Once each of these events have occurred, the local chare object (x,y) is then ready to do the Jacobi calculation on its local data (similar to the inner-loop calculation in the serial C++ code in Figure 1 except only on the local sub-matrix instead of the entire values matrix). However, the maxDiff value calculated will only be the maxDiff found in the local sub-matrix. The global maxDiff must be calculated from all the local maxDiff values.

Handling maxDiff

The only challenge to parallelizing the inner-loop iterations is the calculation of the maxDiff value. This scalar value is both read and written by each iteration of the inner-loop. However, this is easily overcome if one notices that the operation being performed on the maxDiff variable, maxDiff = max(maxDiff, diff), is both associative and commutative. Because of this, it doesn't matter what order the individual max operations are performed in. As long as they are all performed, the same answer will be reached. Therefor, each chare object in the chare matrix can perform the maxDiff operations local to it. All of the local maxDiff values can then be collected into a single location and then combined using the same max operator.
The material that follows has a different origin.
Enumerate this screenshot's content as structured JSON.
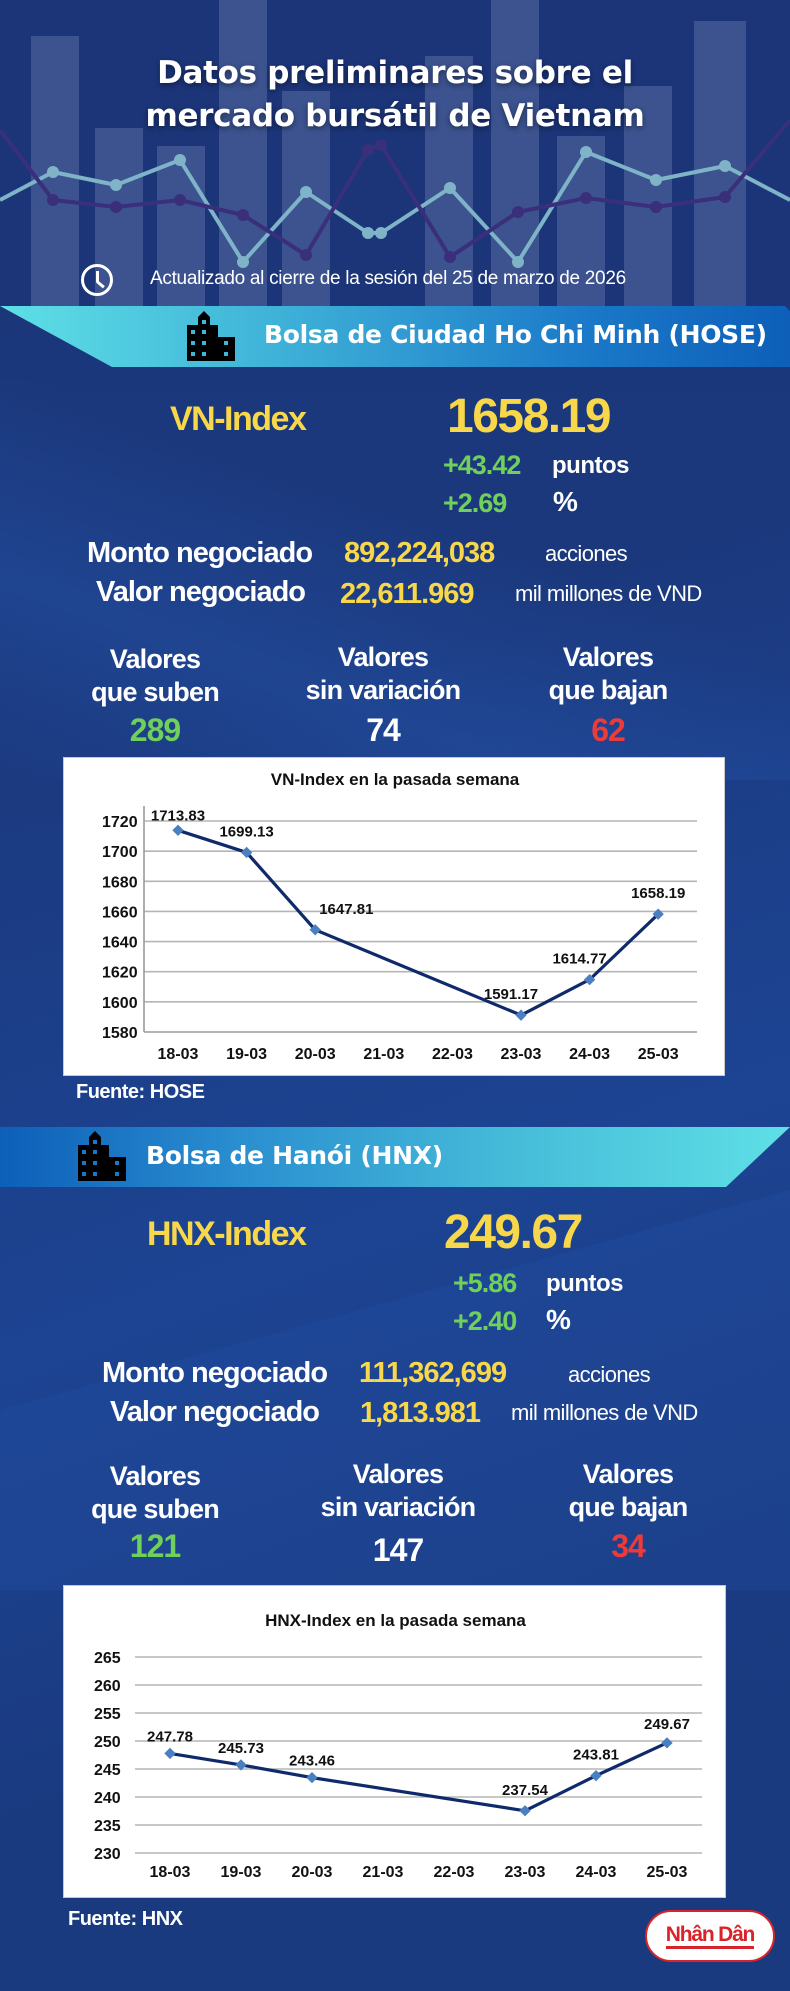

The type of role maxDiff is playing in this code is a common one in parallel programs in general. This pattern is referred to as a reduction. The Charm++ model and the Charm++ Runtime System have special support for handling reductions of various types (including user-defined reductions). For the sake of this example, we will perform the reduction manually. For more information on using built-in support for reductions within Charm++, please refer to Section 3.14 "Reductions" of The Charm++ Programming Language Manual.

Implement It

Try implementing the 2D Jacobi calculation in Charm++. To get you started, here are some hints that you might find useful:

Makefile: The Makefile for this application should be very similar to the makefiles used in the Array and Broadcast versions of the "Hello World" examples.
Initial Values: Create a chare array and have each chare object initialize its portion of the overall 2D matrix with values of zero. During the calculation, at some code that holds a portion of the values constant. For example, hold inMatrix[0][0] = 1.0 or hold the entire first row's and/or first column's values at 1.0.

Solution

A simple solution for this problem can be found here (Basic2DJacobi.tar.gz).

NOTE: In this solution, there is a "#define DISPLAY_MATRIX" line in the common.h header file which controls whether or not the chare objects will display their portion of the matrix during each step of the calculation. By default, the output is disabled as it can be quite a bit of output depending on the parameters that are used for the application. To see the values in the matrix during each step, set DISPLAY_MATRIX to a non-zero value.

Extensions / Performance Considerations

No Need for Barriers

As was the case with the Parallel Prefix example, the implicit barrier created by contacting the main chare each iteration is not needed. Instead, once the data dependencies created by passing ghost information between the chare objects are satisfied, the chare objects should move forward with their calculations. Implement this code without using barrier during the actual Jacobi calculation. Once again, be careful to consider all the possible race conditions that might occur and verify that your program is indeed producing correct results.